Private jets and trillion-dollar windfalls: Why 2019 was a great year to be rich
Any year is a good year to be rich, but 2019 was particularly remunerative. All told, the 500 masters of the universe topping the Bloomberg Billionaires Index gained $1.2 trillion in net worth in the past year—a remarkable 25% gain. To put that figure in perspective, $1.2 trillion is about the same as the entire gross domestic product of Mexico. Their total net worth—now $5.9 trillion—exceeds the GDP of every country in the world, except for the United States and China. In September, the US government reported that income inequality in the country had hit the highest level since the Census Bureau began tracking it more than five decades ago.
Of course, it’s not all bad news for lower income earners. Unemployment in the US also hit a 50-year low in 2019, forcing employers to raise wages. Based on Federal Reserve Bank data, the Wall Street Journal estimates that wages for the lowest-earning 25% of Americans rose a healthy 4.5% in the past year.
Still, the gains are relative: In November, managers earned about twice as much as the employees they supervise, according to Labor Department data. And while wages for the richest 25% increased less than the bottom 25%, wealthier Americans receive more income from capital gains and investment income than from wages.
Here are a few other reasons why 2019 was a banner year for the rich:
Wealthier Americans are living longer
They say money can’t buy you happiness, but it seems able to buy healthiness. Senator and presidential hopeful Bernie Sanders recently commissioned a study of wealth and age by the Government Accountability Office, with some dramatic findings. Among people born between 1931 and 1941 (Sanders’s cohort), nearly 75% of people who had been in the top 20% of earners at mid career were still alive in 2014. Among the bottom 20% of earners, just 52% were still kicking.

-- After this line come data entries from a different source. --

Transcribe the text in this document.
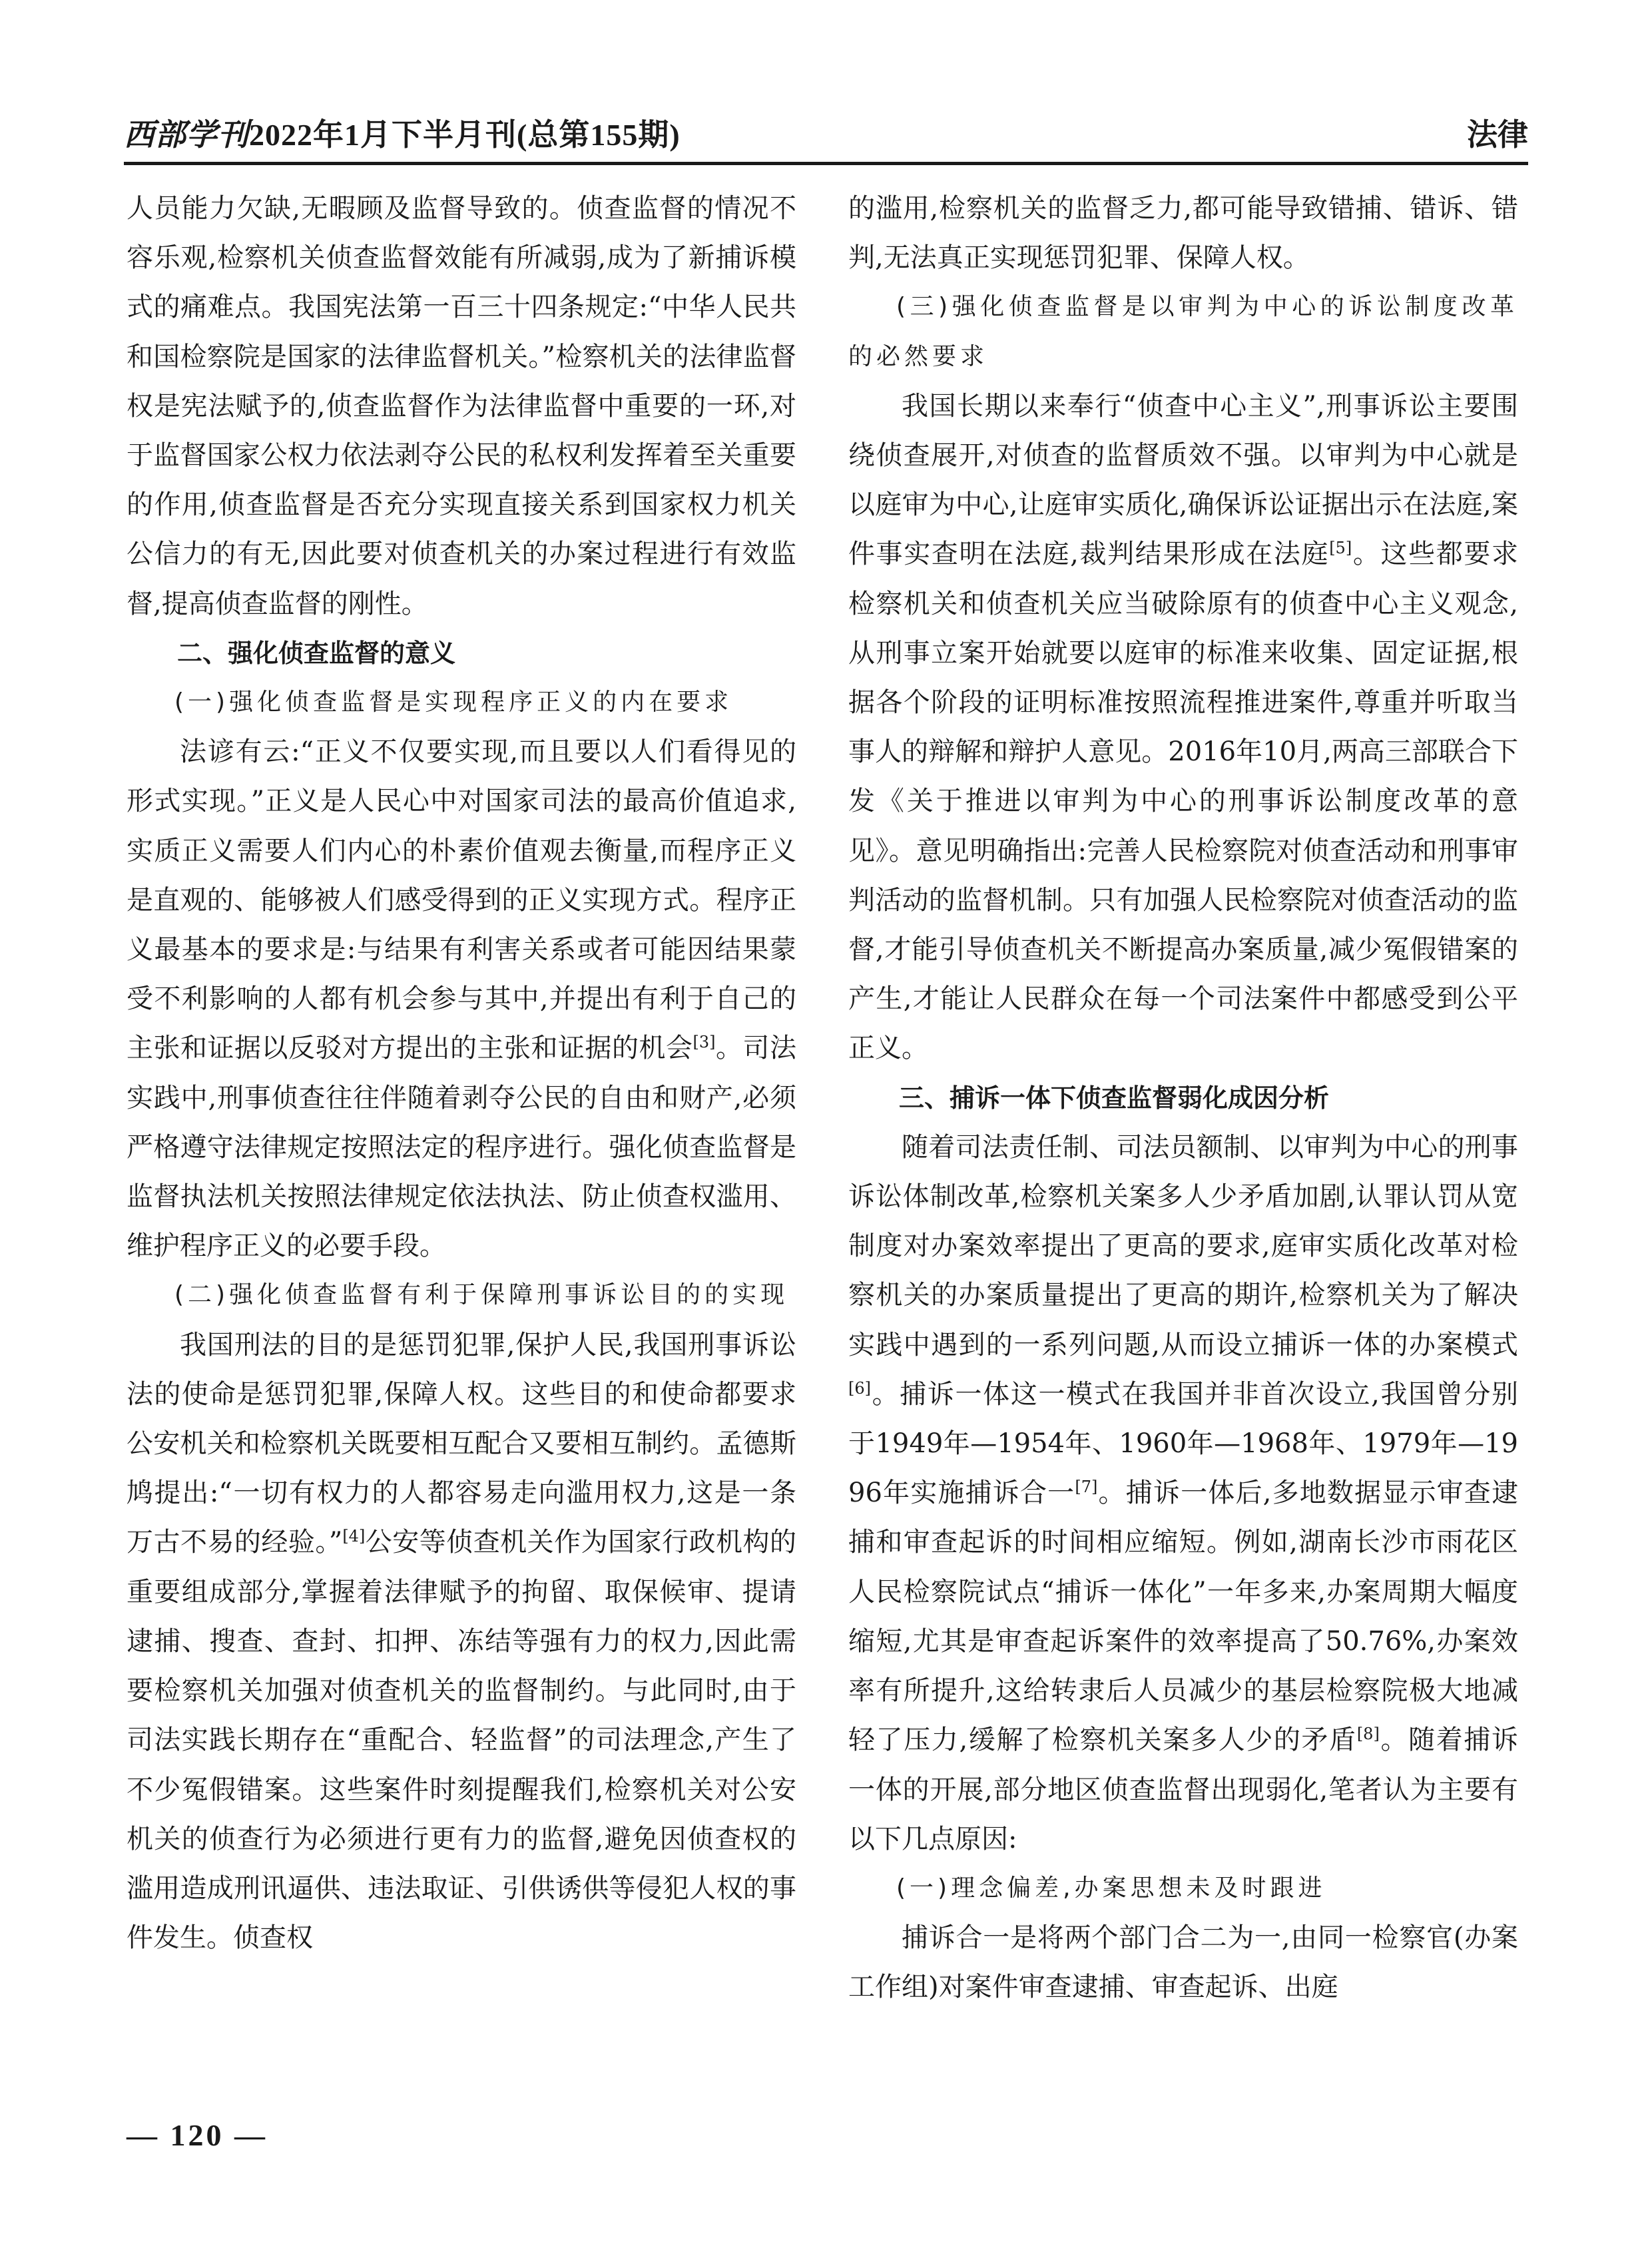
西部学刊2022年1月下半月刊(总第155期)	法律

人员能力欠缺,无暇顾及监督导致的。侦查监督的情况不容乐观,检察机关侦查监督效能有所减弱,成为了新捕诉模式的痛难点。我国宪法第一百三十四条规定:“中华人民共和国检察院是国家的法律监督机关。”检察机关的法律监督权是宪法赋予的,侦查监督作为法律监督中重要的一环,对于监督国家公权力依法剥夺公民的私权利发挥着至关重要的作用,侦查监督是否充分实现直接关系到国家权力机关公信力的有无,因此要对侦查机关的办案过程进行有效监督,提高侦查监督的刚性。

二、强化侦查监督的意义

(一)强化侦查监督是实现程序正义的内在要求

法谚有云:“正义不仅要实现,而且要以人们看得见的形式实现。”正义是人民心中对国家司法的最高价值追求,实质正义需要人们内心的朴素价值观去衡量,而程序正义是直观的、能够被人们感受得到的正义实现方式。程序正义最基本的要求是:与结果有利害关系或者可能因结果蒙受不利影响的人都有机会参与其中,并提出有利于自己的主张和证据以反驳对方提出的主张和证据的机会[3]。司法实践中,刑事侦查往往伴随着剥夺公民的自由和财产,必须严格遵守法律规定按照法定的程序进行。强化侦查监督是监督执法机关按照法律规定依法执法、防止侦查权滥用、维护程序正义的必要手段。

(二)强化侦查监督有利于保障刑事诉讼目的的实现

我国刑法的目的是惩罚犯罪,保护人民,我国刑事诉讼法的使命是惩罚犯罪,保障人权。这些目的和使命都要求公安机关和检察机关既要相互配合又要相互制约。孟德斯鸠提出:“一切有权力的人都容易走向滥用权力,这是一条万古不易的经验。”[4]公安等侦查机关作为国家行政机构的重要组成部分,掌握着法律赋予的拘留、取保候审、提请逮捕、搜查、查封、扣押、冻结等强有力的权力,因此需要检察机关加强对侦查机关的监督制约。与此同时,由于司法实践长期存在“重配合、轻监督”的司法理念,产生了不少冤假错案。这些案件时刻提醒我们,检察机关对公安机关的侦查行为必须进行更有力的监督,避免因侦查权的滥用造成刑讯逼供、违法取证、引供诱供等侵犯人权的事件发生。侦查权

的滥用,检察机关的监督乏力,都可能导致错捕、错诉、错判,无法真正实现惩罚犯罪、保障人权。

(三)强化侦查监督是以审判为中心的诉讼制度改革的必然要求

我国长期以来奉行“侦查中心主义”,刑事诉讼主要围绕侦查展开,对侦查的监督质效不强。以审判为中心就是以庭审为中心,让庭审实质化,确保诉讼证据出示在法庭,案件事实查明在法庭,裁判结果形成在法庭[5]。这些都要求检察机关和侦查机关应当破除原有的侦查中心主义观念,从刑事立案开始就要以庭审的标准来收集、固定证据,根据各个阶段的证明标准按照流程推进案件,尊重并听取当事人的辩解和辩护人意见。2016年10月,两高三部联合下发《关于推进以审判为中心的刑事诉讼制度改革的意见》。意见明确指出:完善人民检察院对侦查活动和刑事审判活动的监督机制。只有加强人民检察院对侦查活动的监督,才能引导侦查机关不断提高办案质量,减少冤假错案的产生,才能让人民群众在每一个司法案件中都感受到公平正义。

三、捕诉一体下侦查监督弱化成因分析

随着司法责任制、司法员额制、以审判为中心的刑事诉讼体制改革,检察机关案多人少矛盾加剧,认罪认罚从宽制度对办案效率提出了更高的要求,庭审实质化改革对检察机关的办案质量提出了更高的期许,检察机关为了解决实践中遇到的一系列问题,从而设立捕诉一体的办案模式[6]。捕诉一体这一模式在我国并非首次设立,我国曾分别于1949年—1954年、1960年—1968年、1979年—1996年实施捕诉合一[7]。捕诉一体后,多地数据显示审查逮捕和审查起诉的时间相应缩短。例如,湖南长沙市雨花区人民检察院试点“捕诉一体化”一年多来,办案周期大幅度缩短,尤其是审查起诉案件的效率提高了50.76%,办案效率有所提升,这给转隶后人员减少的基层检察院极大地减轻了压力,缓解了检察机关案多人少的矛盾[8]。随着捕诉一体的开展,部分地区侦查监督出现弱化,笔者认为主要有以下几点原因:

(一)理念偏差,办案思想未及时跟进

捕诉合一是将两个部门合二为一,由同一检察官(办案工作组)对案件审查逮捕、审查起诉、出庭

— 120 —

Private jet sales are skyrocketing
As the year winds down, the New York Times reports that the sale of private jets soared 15% in 2019. These planes start at about $3 million and can cost several dozen million more—putting them out of range for all but the best-financed midlife crisis. Just the operating expense of these mini airliners can range from nearly $1 million to about $4 million—or 16-63 times the median American family’s earnings.
Tech billionaires multiplied their wealth
Even by billionaire standards, tech titans’ gains were hyperbolic. In 2019, for instance, Facebook CEO Mark Zuckerberg’s net worth increased $27.3 billion, or about $75 million per day. Zuckerberg is one of 6 techies in the top 10 on Forbes’s Real-Time Billionaires list. With $77.1 billion, Zuckerberg beats Larry Ellison, Carlos Slim Helu, and Larry Page but trails Bill Gates and Jeff Bezos. Bezos, the Amazon founder and rocketeer, saw his net value blast off from $12.3 billion in 2010 to around $115.9 billion today.
Generational wealth continued to grow
America may bill itself as the land of opportunity, but not of equal opportunity. Many of the country’s richest residents are rich from birth. The 15 wealthiest dynasties in the US are worth a combined $618 billion. And more than half of that amount—$348.7 billion—is held by just three families: the Waltons, Kochs, and Marses. Their fortunes have increased 5,868% since 1982. In about the same timeframe, inflation-adjusted median income in the US has gone up by 22%.